Newton's story followed a trajectory that is familiar to some of us: foolish and sinful youth, conversion, confusion, the gradual discovery of new life... but the wholehearted manner in which he responded to God's salvation and providence is remarkable. His discipline and perseverance will inspire and educate anyone wanting to live life well.
The amount of research that has been done is extremely impressive, with a comprehensive list of resource materials at the end. Thus the book is filled with Newton’s own words from his diaries and letters which brings the reader close to the subject – surely the goal of any good biography.

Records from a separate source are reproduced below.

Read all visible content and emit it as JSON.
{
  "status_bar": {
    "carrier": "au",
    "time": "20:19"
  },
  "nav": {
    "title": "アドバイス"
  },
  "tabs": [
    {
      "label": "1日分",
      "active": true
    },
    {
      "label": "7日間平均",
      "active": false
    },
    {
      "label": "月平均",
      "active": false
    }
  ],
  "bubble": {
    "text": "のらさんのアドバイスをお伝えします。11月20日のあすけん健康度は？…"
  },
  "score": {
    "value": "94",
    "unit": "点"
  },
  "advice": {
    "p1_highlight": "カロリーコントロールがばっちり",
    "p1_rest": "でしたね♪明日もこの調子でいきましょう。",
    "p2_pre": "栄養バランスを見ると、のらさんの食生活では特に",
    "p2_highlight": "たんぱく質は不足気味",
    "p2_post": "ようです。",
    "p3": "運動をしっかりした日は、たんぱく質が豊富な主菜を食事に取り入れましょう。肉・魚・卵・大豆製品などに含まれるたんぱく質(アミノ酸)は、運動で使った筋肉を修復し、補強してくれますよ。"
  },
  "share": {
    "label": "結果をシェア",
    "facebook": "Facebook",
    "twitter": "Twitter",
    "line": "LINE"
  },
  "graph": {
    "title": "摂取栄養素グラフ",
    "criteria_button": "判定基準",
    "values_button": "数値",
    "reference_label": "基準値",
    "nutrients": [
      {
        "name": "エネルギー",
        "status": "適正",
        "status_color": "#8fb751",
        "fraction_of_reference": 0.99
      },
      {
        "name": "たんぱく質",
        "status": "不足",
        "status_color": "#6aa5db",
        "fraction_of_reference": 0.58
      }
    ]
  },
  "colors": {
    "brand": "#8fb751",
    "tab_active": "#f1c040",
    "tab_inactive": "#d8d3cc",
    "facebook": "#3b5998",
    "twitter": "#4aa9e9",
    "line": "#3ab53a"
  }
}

Both his weaknesses (including the fear that he idolised his wife) and his strengths (such as his mentoring of many younger evangelicals) are shown. Perhaps his greatest single achievement, though it is inextricably linked with the whole sweep of his life and character, was his decisive influence in William Wilberforce's decision to stay in politics and successfully fight for the abolition of the transatlantic slave trade. That Newton himself had been involved in slave trading is just one of the great grace ironies in his life, as he was keen to acknowledge.
Although it was by no means a famous hymn in his own time, Amazing Grace accurately describes both God's goodness and Newton's gladness. Amongst his last recorded words were the following, filled with the humility and hope which shaped his life: “My memory is almost gone but I remember two things: That I am a great sinner and that Christ is a great Saviour.”